Submitted by Giovanna Jeffries
The Spring Harbor Neighborhood Association (SHNA) boundaries encompass Old Middleton Road and the Wisconsin & Southern Railroad on the south, Lake Mendota on the north, Whitney Way (City of Madison boundary on the east), and Camelot Drive on the west. The Hickory Hollow Condominiums and the University Crossing Apartments are within these boundaries. [The green area on map above represents the general area.]
SHNA Board Meetings
Typically held on the second Tuesday of each month 7:00PM (ends by 9:00PM). All SHNA residents are welcome to attend. Dates/times are subject to change, so please confirm with a Board member if you plan to attend.
April Board Meeting Canceled
Next SHNA Board meeting: Tuesday, May 8, 2018, 7PM, Dale Heights Church, 5501 University Avenue
Most recent edition of the neighborhood newsletter:
GET INVOLVED IN THE NEIGHBORHOOD ASSOCIATION!

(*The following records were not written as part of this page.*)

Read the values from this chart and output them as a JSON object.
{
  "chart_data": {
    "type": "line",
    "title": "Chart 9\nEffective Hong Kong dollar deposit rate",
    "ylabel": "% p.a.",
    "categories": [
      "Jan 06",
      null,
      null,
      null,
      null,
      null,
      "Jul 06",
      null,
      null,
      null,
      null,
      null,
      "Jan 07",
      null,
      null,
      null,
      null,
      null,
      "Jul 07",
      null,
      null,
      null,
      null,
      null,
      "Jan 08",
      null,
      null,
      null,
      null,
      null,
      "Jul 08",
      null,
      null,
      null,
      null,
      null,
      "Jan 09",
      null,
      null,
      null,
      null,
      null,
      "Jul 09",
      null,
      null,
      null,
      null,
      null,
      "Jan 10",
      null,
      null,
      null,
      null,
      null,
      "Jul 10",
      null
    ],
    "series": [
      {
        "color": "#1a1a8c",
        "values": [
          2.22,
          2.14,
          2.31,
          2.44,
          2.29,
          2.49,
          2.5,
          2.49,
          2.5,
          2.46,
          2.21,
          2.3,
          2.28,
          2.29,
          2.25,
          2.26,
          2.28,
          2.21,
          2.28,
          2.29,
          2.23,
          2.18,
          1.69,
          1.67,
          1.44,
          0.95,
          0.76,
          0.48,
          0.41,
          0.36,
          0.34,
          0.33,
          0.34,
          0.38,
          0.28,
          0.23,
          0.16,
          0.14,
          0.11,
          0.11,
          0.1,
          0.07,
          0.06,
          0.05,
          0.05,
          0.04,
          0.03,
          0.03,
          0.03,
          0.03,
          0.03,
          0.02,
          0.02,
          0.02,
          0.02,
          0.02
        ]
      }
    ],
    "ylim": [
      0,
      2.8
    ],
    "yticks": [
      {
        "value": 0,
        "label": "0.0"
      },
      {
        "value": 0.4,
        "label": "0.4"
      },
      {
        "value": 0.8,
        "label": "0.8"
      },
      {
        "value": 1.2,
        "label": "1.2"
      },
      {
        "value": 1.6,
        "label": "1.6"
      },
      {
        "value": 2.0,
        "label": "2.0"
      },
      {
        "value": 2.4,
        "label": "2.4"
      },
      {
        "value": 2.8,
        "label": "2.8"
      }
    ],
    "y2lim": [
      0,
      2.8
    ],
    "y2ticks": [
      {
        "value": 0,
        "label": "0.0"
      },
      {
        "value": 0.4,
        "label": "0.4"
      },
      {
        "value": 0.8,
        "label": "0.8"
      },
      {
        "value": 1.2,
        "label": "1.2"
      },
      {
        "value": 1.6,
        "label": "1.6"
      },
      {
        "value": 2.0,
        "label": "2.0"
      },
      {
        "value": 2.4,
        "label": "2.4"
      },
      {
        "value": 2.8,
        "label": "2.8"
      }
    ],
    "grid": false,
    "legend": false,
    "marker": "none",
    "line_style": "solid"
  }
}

Attending the Fall and Spring neighborhood meetings is a great way to get involved in the Spring Harbor Neighborhood Association (SHNA). Anyone may attend the neighborhood meeting and you are encouraged to join SHNA. The annual dues are $10.00, which go to support the many activities of the neighborhood association, such as the 4th of July picnic and parade, the Halloween Party, Merrill Spring restoration, Spring Harbor Park invasive plant removal, publication of the neighborhood newsletter, and many other things that make this area a great place to live. See the last page of the newsletter for more information.
This meeting is a great time to find out what’s happening in the neighborhood and meet your neighbors!